In 2016, Donald Trump had a plan – i.e. ignore the coastal elites and go for the rust belt – and he pulled it off. In 2015, Ed Miliband had a plan – i.e. play it safe, win 35% of the vote and get the minor parties to put him into government – and he didn’t pull it off.
In 2017, Jeremy Corbyn had a plan – don’t play it safe, unite the Left and inspire large numbers of habitual non-voters to turn out. His enemies, particularly those on the centre-left, snorted in derision, but he very nearly pulled it off. Contrary to all expectations, he deprived Theresa May of her majority and achieved the highest Labour vote share since 2001.

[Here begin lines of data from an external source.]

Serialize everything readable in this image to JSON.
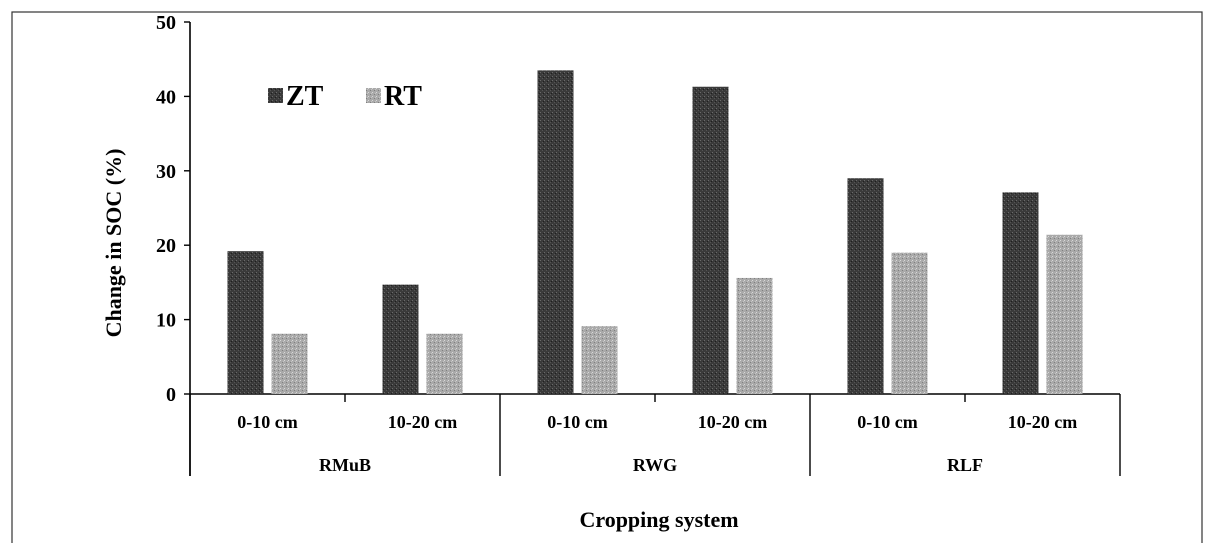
{
  "chart_data": {
    "type": "bar",
    "title": "",
    "ylabel": "Change in  SOC (%)",
    "xlabel": "Cropping system",
    "ylim": [
      0,
      50
    ],
    "yticks": [
      0,
      10,
      20,
      30,
      40,
      50
    ],
    "groups": [
      {
        "name": "RMuB",
        "categories": [
          "0-10 cm",
          "10-20 cm"
        ]
      },
      {
        "name": "RWG",
        "categories": [
          "0-10 cm",
          "10-20 cm"
        ]
      },
      {
        "name": "RLF",
        "categories": [
          "0-10 cm",
          "10-20 cm"
        ]
      }
    ],
    "categories": [
      "0-10 cm",
      "10-20 cm",
      "0-10 cm",
      "10-20 cm",
      "0-10 cm",
      "10-20 cm"
    ],
    "series": [
      {
        "name": "ZT",
        "color": "#3a3a3a",
        "values": [
          19.2,
          14.7,
          43.5,
          41.3,
          29.0,
          27.1
        ]
      },
      {
        "name": "RT",
        "color": "#a9a9a9",
        "values": [
          8.1,
          8.1,
          9.1,
          15.6,
          19.0,
          21.4
        ]
      }
    ],
    "grid": false,
    "legend_position": "top-left"
  }
}
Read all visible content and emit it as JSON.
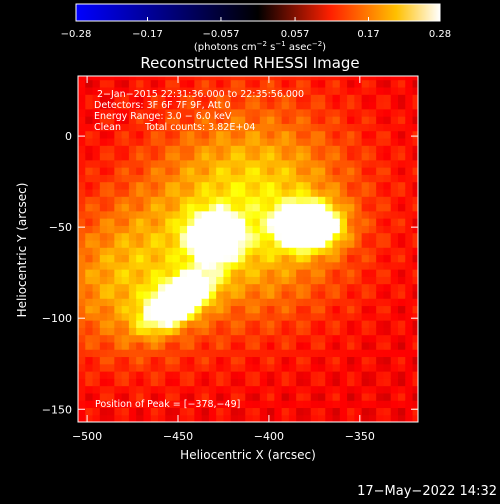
{
  "chart_data": {
    "type": "heatmap",
    "title": "Reconstructed RHESSI Image",
    "xlabel": "Heliocentric X (arcsec)",
    "ylabel": "Heliocentric Y (arcsec)",
    "xlim": [
      -505,
      -318
    ],
    "ylim": [
      -157,
      33
    ],
    "x_ticks": [
      -500,
      -450,
      -400,
      -350
    ],
    "y_ticks": [
      -150,
      -100,
      -50,
      0
    ],
    "x_tick_labels": [
      "−500",
      "−450",
      "−400",
      "−350"
    ],
    "y_tick_labels": [
      "−150",
      "−100",
      "−50",
      "0"
    ],
    "colorbar": {
      "min": -0.28,
      "max": 0.28,
      "ticks": [
        -0.28,
        -0.17,
        -0.057,
        0.057,
        0.17,
        0.28
      ],
      "tick_labels": [
        "−0.28",
        "−0.17",
        "−0.057",
        "0.057",
        "0.17",
        "0.28"
      ],
      "units_prefix": "(photons cm",
      "units_exp1": "−2",
      "units_mid": " s",
      "units_exp2": "−1",
      "units_end": " asec",
      "units_exp3": "−2",
      "units_close": ")",
      "colormap": [
        "#0000ff",
        "#000000",
        "#ff0000",
        "#ffff00",
        "#ffffff"
      ]
    },
    "sources": [
      {
        "x": -430,
        "y": -55,
        "peak": 0.27,
        "sigma_x": 9,
        "sigma_y": 8
      },
      {
        "x": -450,
        "y": -90,
        "peak": 0.25,
        "sigma_x": 14,
        "sigma_y": 7,
        "angle_deg": 35
      },
      {
        "x": -378,
        "y": -49,
        "peak": 0.28,
        "sigma_x": 11,
        "sigma_y": 8
      },
      {
        "x": -410,
        "y": -40,
        "peak": 0.12,
        "sigma_x": 40,
        "sigma_y": 40
      },
      {
        "x": -480,
        "y": -80,
        "peak": 0.08,
        "sigma_x": 30,
        "sigma_y": 30
      }
    ],
    "annotations": [
      "2−Jan−2015 22:31:36.000 to 22:35:56.000",
      "Detectors: 3F 6F 7F 9F, Att 0",
      "Energy Range: 3.0 − 6.0 keV"
    ],
    "clean_label": "Clean",
    "total_counts_label": "Total counts: 3.82E+04",
    "peak_label": "Position of Peak = [−378,−49]"
  },
  "footer": {
    "timestamp": "17−May−2022 14:32"
  }
}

As much as it might pain those who deplore the hard left takeover of the Labour Party, on electoral strategy Corbyn was right and his critics were wrong.
But has that strategy now hit a wall? The result of this year’s English local elections would suggest that it has. Labour did make significant, though not spectacular, advances in London; but outside the capital – in the kind of seats the party needs to win to get a majority – it stalled, and in some places went backwards.
In the Independent, Tom Peck suggests that some Corbynites realise that a course correction is necessary:
“That Labour lost control of Nuneaton council in Thursday’s local elections was a gentle political earthquake. Hours later, the journalist turned Corbyn campaigner Paul Mason made a startling admission: ’Progressives can win if they make an alliance,’ he said. ‘To win swing seats in the Midlands and Southern England, Labour needs to get even more outside its comfort zone and fight for centrist votes.’”
“… it would seem even Paul Mason is aware that Corbynism might have reached its psephological limits – and that the old rule, about winning from the centre, might just still apply.”
Peck is right about Corbyn needing to win, or win back, England’s flyover country, but is this really the same thing as ‘winning from the centre’?